At Nüetnigenough (which translates to “one who never has enough”), a restaurant in Brussels, beers arrived in glasses appropriate to the beer styles, which frequently meant lots of space for thick, frothy heads. I watched patrons swirling and sniffing with an intuitive ease, as though speaking a fifth language. It gave the impression of beer drinking as a sensual activity—not to mention an inexpensive one. While my lodging and transportation costs ballooned, most beers cost just a few euros.

"I watched patrons swirling and sniffing with an intuitive ease, as though speaking a fifth language."

Later, I met up with four homebrewers, members of La Foire aux Savoir-Faire (roughly, the Know-How Fair) in Brussels—a kind of DIY makers club. I showed them pictures of the hop harvest in Yakima; they showed me pictures of hand-milling grain for their brews. They spoke gorgeously fast French, but would grind into English for my sake. We tried to translate terms like “airlock” and “spent grain,” then ate frites with mayo.
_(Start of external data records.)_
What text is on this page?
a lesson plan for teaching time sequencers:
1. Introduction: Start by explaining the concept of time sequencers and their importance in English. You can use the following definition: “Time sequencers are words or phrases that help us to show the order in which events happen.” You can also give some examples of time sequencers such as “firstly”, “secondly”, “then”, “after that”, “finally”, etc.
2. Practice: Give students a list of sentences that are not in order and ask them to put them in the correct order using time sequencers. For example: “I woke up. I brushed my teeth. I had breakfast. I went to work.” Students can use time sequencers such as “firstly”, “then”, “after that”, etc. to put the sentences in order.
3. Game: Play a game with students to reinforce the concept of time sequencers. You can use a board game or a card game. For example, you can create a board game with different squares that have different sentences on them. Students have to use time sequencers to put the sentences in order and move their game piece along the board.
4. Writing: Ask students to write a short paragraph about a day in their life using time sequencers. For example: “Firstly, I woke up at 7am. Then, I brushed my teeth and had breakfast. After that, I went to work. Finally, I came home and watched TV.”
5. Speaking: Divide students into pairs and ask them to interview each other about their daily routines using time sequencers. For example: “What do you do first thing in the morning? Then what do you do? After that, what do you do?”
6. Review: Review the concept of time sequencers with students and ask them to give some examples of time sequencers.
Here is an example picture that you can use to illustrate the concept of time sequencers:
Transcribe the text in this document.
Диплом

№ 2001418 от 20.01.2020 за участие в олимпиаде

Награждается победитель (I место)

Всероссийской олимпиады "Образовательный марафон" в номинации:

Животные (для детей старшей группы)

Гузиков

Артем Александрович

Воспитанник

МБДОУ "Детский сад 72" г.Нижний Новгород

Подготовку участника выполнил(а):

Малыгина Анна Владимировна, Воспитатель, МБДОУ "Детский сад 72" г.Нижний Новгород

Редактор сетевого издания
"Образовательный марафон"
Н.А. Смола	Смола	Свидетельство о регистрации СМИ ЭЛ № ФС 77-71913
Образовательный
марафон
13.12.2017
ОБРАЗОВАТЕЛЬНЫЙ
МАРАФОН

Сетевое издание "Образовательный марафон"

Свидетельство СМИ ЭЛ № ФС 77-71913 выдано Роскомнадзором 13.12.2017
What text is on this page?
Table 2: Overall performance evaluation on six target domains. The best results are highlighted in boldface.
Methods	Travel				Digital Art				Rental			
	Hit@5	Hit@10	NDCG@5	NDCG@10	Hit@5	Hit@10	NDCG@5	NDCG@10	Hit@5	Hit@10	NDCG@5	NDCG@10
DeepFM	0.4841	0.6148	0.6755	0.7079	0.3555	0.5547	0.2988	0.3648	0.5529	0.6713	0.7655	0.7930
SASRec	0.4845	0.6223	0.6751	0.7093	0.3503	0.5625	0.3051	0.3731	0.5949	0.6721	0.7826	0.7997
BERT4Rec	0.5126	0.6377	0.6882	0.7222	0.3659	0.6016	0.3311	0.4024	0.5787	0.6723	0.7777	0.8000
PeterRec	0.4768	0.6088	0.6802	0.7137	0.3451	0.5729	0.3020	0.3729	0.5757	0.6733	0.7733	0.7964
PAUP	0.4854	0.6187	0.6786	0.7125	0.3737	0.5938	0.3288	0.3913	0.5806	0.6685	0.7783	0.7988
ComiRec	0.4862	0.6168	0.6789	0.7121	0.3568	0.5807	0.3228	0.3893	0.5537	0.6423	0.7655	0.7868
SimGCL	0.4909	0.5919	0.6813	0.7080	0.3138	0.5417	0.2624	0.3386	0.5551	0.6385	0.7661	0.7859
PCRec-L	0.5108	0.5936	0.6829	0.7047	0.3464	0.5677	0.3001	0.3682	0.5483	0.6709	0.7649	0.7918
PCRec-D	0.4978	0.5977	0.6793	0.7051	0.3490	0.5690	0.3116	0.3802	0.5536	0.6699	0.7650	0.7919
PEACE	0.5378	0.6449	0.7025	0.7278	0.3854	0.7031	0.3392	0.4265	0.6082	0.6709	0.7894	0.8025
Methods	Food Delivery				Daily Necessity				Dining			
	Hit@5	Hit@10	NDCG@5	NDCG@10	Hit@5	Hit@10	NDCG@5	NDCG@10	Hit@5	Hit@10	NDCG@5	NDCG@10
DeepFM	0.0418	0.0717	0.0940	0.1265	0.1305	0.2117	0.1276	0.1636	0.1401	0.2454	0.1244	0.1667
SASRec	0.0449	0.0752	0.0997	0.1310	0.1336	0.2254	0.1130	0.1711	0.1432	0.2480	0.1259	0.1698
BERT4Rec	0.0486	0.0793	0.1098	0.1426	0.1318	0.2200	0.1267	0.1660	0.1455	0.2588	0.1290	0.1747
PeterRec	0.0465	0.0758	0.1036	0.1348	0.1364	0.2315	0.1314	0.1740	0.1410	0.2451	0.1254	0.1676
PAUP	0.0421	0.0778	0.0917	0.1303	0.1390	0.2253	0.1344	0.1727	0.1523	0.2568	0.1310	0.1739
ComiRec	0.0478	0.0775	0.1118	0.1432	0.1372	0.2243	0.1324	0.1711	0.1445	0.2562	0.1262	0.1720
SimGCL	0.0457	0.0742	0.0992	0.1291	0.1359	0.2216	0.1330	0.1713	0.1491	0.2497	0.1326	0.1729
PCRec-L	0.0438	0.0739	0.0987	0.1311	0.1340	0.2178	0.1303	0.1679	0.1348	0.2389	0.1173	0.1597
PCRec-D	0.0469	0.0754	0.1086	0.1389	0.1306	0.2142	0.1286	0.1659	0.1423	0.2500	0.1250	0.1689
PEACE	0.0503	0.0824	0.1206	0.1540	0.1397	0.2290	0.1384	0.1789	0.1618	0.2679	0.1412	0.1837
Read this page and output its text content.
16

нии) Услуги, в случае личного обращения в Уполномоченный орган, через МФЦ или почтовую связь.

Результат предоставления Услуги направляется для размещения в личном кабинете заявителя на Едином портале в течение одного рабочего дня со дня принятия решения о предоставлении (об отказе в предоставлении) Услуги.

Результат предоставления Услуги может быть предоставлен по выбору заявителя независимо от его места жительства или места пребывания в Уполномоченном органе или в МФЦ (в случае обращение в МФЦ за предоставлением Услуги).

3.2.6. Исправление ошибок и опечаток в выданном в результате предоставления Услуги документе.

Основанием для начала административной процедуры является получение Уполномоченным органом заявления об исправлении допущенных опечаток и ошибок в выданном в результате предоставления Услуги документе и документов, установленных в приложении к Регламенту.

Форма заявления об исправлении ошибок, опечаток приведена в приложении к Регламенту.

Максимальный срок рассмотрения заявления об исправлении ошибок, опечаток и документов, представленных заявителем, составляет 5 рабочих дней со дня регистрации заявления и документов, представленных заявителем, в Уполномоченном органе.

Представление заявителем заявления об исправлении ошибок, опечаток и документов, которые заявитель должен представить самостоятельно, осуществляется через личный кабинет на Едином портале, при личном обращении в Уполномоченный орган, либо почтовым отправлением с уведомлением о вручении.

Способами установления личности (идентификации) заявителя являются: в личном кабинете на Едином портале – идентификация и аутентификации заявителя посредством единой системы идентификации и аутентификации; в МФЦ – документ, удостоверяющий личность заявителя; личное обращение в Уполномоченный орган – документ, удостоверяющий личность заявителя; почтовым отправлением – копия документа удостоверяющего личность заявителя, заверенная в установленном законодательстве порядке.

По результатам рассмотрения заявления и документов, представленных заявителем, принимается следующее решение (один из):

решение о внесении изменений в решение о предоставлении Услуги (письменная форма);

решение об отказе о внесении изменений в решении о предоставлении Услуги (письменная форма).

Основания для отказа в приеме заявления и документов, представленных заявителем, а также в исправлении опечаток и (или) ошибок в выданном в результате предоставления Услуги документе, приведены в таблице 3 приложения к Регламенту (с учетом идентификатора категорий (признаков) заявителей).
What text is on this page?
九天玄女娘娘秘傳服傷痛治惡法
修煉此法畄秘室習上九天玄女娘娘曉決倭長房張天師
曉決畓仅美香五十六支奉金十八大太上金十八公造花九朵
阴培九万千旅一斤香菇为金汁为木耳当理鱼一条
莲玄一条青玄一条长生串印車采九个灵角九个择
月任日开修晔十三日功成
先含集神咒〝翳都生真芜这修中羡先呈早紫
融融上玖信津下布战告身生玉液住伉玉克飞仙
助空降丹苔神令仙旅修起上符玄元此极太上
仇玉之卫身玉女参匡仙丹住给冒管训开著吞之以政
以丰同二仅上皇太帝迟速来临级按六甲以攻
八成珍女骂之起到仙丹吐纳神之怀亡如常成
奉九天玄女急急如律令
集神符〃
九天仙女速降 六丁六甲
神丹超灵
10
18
When I took my turn stirring their thick maple stout mash with a long wooden paddle, I felt part of an ancient ritual.

In a Flemish area near the French border, I rode a bicycle past hop fields where plants would soon shoot through the soil. At the national hop museum in the town of Poperinge I learned that the region, known as Hoppe Stad, had been growing hops for almost eight centuries. Even so, the dank, resinous flower is a minor player in Belgian beers.

When I returned to Portland, I went to Saraveza, ordered a Portland-brewed IPA, thick with pine and fresh with Bull Run water, and relished the taste of this place. Taking my time, I thought about our comparatively nascent craft beer culture. Bold flavors are just the beginning.